Personal information
- Nationality: Irish
- Born: 9 July 1967 (age 58) Dublin, Ireland
- Height: 1.7 m (5 ft 7 in)

Sport
- Country: Ireland
- Sport: Boxing
- Event(s): Lightweight, welterweight
- Retired: 2000

Achievements and titles
- Olympic finals: 1988, 1992
- World finals: 1989 World Amateur Boxing Championships

Medal record
Representing Ireland
Men's Boxing
Olympic Games
| Gold medal – first place | 1992 Barcelona | Welterweight |
World Amateur Championships
| Bronze medal – third place | 1989 Moscow | Light Welterweight |

= Michael Carruth =

Irish boxer

Michael Carruth (born 9 July 1967) is a southpaw Irish Olympic boxer from Dublin. He is best known for winning the welterweight gold medal at the 1992 Summer Olympics in Barcelona. He turned professional in 1994 and retired in 2000.

==Amateur boxing==
- Olympic results

- 1988 Olympics Lightweight Boxing
- 1st round bye
- Defeated Satoru Higashi (Japan) 5-0
- Lost to George Scott (Sweden) KO by 1

- 1992 Olympics Welterweight Boxing
- Round of 32: bye
- Round of 16: Defeated Mikaele Masoe (American Samoa) on points, 11-2
- Quarter-final: Defeated Andreas Otto (Germany) on points, 35-22
- Semi-final: Defeated Arkhom Chenglai (Thailand) on points, 11-4
- Final: Defeated Juan Hernández Sierra (Cuba) on points, 13-10.

Carruth's medal was Ireland's first ever gold medal in boxing, only a couple of hours after teammate Wayne McCullough had to settle for the silver in bantamweight. It was also the first Olympic gold medal for Ireland since Ronnie Delaney won the Men's 1500m event at the 1956 Olympic Games in Melbourne.

Within a few days of Carruth winning his Olympic medal the Government of Ireland announced that Carruth has been instantly promoted to sergeant within the Irish Army in recognition of his achievement at the Olympics. And, on the day of his return to Ireland, local pubs dropped the price of beer to that of 1956.

==Professional boxing==
Carruth turned professional in 1994 after taking leave from his job as a soldier in the Irish Army.

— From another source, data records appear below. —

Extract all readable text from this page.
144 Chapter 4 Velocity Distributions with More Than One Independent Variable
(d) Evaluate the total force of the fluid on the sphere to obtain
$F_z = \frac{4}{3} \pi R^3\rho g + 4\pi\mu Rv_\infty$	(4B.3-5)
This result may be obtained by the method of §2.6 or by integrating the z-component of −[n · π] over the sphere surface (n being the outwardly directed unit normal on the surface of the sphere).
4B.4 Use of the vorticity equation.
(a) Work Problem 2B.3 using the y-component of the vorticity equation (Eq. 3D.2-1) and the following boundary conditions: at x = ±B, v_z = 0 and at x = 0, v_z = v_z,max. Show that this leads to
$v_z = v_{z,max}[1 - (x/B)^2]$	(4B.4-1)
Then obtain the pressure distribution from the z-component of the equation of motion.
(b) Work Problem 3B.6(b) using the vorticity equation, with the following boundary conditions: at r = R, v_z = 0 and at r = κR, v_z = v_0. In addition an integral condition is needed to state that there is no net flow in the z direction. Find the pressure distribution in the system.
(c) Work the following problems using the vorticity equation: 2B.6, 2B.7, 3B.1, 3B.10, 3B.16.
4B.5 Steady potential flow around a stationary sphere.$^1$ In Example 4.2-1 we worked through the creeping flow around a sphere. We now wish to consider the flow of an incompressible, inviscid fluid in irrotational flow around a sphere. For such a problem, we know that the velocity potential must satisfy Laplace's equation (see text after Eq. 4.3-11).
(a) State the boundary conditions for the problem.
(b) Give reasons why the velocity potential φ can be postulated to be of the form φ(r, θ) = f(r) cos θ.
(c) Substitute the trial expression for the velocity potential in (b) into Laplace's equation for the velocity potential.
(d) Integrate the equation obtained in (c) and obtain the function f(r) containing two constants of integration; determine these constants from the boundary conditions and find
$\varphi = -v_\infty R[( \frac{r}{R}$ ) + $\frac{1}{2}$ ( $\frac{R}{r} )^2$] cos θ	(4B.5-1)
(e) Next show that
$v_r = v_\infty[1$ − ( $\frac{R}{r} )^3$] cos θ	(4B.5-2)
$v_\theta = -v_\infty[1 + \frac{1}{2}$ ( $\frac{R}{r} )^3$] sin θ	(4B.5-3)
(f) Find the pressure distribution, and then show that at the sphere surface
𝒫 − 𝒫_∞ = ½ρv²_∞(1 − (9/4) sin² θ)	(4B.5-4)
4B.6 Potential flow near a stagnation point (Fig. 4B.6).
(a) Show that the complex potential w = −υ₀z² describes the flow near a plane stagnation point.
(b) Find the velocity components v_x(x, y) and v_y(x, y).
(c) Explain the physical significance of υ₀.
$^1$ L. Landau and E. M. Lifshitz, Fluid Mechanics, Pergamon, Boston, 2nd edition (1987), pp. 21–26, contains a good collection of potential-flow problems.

He was trained by the former Irish boxing great Steve Collins. He had limited success as a professional, losing in both of his defining professional bouts, in 1997 against Mihai Leu for the WBO Welterweight title and in 2000 against Adrian Stone for the IBO Light Middleweight title. He retired in 2000, after the loss to Stone, with a career professional record of 18-3-0.

==Media==
In 2006, he competed on the TV series Celebrity Jigs 'n' Reels.

Carruth was an expert boxing analyst for RTÉ's Olympic coverage in 2008, 2012 and 2016.

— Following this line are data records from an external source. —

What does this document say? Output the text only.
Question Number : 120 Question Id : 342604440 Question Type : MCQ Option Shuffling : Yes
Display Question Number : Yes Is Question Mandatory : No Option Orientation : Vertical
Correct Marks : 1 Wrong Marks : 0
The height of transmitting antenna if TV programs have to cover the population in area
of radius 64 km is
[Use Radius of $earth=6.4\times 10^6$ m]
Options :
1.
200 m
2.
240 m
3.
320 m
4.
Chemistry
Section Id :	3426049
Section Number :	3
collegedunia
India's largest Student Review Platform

In 2020, Carruth appeared in the fourth season of the Irish edition of Dancing with the Stars. He and his professional partner, Karen Byrne, were eliminated on 3 February 2020.

==Involvement in Gaelic games==
During his short spell as senior Westmeath county football team manager, Brendan Hackett appointed Carruth as masseur in 2009.